На двенадцатую ночь прошел сильный ливень, которым побило весь неубранный ячмень, поутру на землю лег туман. Река, поднявшаяся от ночного дождя, тихо плескалась у пристани.
После рассвета я стояла с Неем на городской стене. Сзади до нас доносился свежий хлебный запах: в городе пеклись круглые тугие хлебы с теплой сердцевиной.
— Завтра придут, — произнес Ней с уверенностью прорицателя.
Я взглянула на него:
— Ты точно знаешь?
Он кивнул, по-прежнему глядя на реку:
— Я знаю войну, сивилла. Урожай собран, скоро настанут холода, под стылым дождем не очень-то повоюешь. Но завтрашний день будет ясным, к тому же сейчас полнолуние. Рутулы выйдут в ночь и нападут на нас утром, надеясь застать народ Лация в поле, за уборкой оставшегося урожая.
— Ты сам поступил бы именно так?
— Будь я грабителем — да.
Я наконец решилась высказать давние сомнения:
— Можем ли мы победить, Ней? Перевес больше чем двое на одного: Латин сказал, что у рутулов триста воинов, а нас меньше полутора сотен, даже если считать всех мужчин Лация.
Ней посмотрел на меня с улыбкой, уже знакомой мне по Библу.

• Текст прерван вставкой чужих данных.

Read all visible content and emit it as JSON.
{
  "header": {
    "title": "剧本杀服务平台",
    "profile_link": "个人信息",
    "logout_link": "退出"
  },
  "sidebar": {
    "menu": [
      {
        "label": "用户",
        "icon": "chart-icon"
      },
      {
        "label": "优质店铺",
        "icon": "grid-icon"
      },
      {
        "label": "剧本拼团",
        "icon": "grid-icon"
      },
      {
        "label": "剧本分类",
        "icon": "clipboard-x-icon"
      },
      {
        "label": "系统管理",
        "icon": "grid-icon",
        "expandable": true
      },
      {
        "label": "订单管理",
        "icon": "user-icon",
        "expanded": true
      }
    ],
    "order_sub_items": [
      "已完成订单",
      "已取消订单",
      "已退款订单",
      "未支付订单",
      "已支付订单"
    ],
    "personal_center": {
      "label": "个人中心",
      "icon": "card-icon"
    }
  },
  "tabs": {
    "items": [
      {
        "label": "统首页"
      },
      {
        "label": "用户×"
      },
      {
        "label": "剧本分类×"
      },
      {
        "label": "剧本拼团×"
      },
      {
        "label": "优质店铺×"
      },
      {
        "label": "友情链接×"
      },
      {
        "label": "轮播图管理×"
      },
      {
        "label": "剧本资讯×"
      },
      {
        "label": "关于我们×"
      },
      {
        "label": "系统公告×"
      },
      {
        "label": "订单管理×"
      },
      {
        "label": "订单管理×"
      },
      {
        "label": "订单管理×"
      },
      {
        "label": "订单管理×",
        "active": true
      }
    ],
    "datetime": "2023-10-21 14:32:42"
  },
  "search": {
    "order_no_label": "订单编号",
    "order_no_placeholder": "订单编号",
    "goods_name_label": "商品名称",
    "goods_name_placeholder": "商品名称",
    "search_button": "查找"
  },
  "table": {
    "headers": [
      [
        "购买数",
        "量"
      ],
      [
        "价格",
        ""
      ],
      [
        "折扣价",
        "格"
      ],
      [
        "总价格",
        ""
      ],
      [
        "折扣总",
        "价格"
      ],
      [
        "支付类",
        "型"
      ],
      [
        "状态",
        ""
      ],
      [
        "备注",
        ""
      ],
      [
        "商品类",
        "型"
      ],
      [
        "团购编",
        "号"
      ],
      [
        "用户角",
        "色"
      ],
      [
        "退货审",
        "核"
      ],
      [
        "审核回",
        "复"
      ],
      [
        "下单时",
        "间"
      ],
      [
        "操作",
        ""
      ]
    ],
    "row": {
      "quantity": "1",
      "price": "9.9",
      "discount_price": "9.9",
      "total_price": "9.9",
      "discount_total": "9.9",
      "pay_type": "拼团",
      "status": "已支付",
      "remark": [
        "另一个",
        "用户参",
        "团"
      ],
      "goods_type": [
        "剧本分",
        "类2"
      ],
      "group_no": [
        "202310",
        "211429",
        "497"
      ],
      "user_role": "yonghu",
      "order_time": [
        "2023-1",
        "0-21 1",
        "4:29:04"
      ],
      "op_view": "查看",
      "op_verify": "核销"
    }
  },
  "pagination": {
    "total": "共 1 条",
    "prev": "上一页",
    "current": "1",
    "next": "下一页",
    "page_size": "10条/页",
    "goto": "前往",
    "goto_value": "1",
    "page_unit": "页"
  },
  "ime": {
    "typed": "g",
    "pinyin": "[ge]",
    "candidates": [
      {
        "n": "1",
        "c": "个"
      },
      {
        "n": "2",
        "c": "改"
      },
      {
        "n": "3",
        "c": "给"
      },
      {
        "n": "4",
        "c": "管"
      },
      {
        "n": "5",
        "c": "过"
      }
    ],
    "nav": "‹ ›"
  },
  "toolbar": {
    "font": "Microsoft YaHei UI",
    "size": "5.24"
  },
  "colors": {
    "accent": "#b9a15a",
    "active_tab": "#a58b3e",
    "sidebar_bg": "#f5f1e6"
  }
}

— Мы победим. Рутулы не видели сомкнутого строя, да и никто здесь его не видел. — Опершись руками на ограждение, он выглянул наружу. — Для того мы ему и выучились. Должное средство, которому пришло должное время, — я вижу это отчетливо, как никогда.
— И должное место?
Ней утвердительно качнул головой:
— И должное место. Я проживу здесь до конца дней, и мои наследники тоже. Ты ведь это чувствуешь?
— Да, — кивнула я. Не будь он царевичем, он мог бы стать жрецом.

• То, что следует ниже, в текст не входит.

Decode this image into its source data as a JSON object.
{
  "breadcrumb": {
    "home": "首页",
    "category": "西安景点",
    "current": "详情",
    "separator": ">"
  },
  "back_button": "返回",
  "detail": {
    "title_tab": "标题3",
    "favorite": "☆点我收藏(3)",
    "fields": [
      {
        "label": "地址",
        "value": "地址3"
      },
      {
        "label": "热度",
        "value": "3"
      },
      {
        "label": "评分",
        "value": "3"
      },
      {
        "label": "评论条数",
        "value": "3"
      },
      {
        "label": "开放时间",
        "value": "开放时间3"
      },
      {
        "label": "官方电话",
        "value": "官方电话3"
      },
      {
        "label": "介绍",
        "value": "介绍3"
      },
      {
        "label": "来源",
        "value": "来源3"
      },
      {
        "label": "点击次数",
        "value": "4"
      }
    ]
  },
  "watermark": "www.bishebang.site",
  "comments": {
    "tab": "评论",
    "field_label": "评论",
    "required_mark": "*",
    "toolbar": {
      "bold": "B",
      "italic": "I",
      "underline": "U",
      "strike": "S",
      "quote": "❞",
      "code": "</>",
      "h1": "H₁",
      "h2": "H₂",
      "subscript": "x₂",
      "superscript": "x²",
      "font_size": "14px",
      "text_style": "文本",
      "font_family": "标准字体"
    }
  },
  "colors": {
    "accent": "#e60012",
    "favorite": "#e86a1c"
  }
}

— Красивая земля, — сказал Ней.
Здесь нет ни сияющих белокаменных стен, ни хранилища книг, ни храмов с величественными колоннами. Ни широких проездов, ни высоких башен. Лишь маленький городок с немощеными улицами, деревянными домами, пристанью на судоходной реке и пахотными землями по берегам.
— Тебе еще предстоит сделать ее красивой, — ответила я.
Ней указал куда-то за реку:
— Вон на тех склонах, что смотрят на запад, можно разбить виноградники. И дальше заросшая прогалина — видишь? Чем не место для оливковой рощи? А вон то невозделанное поле вспашем уже следующей весной.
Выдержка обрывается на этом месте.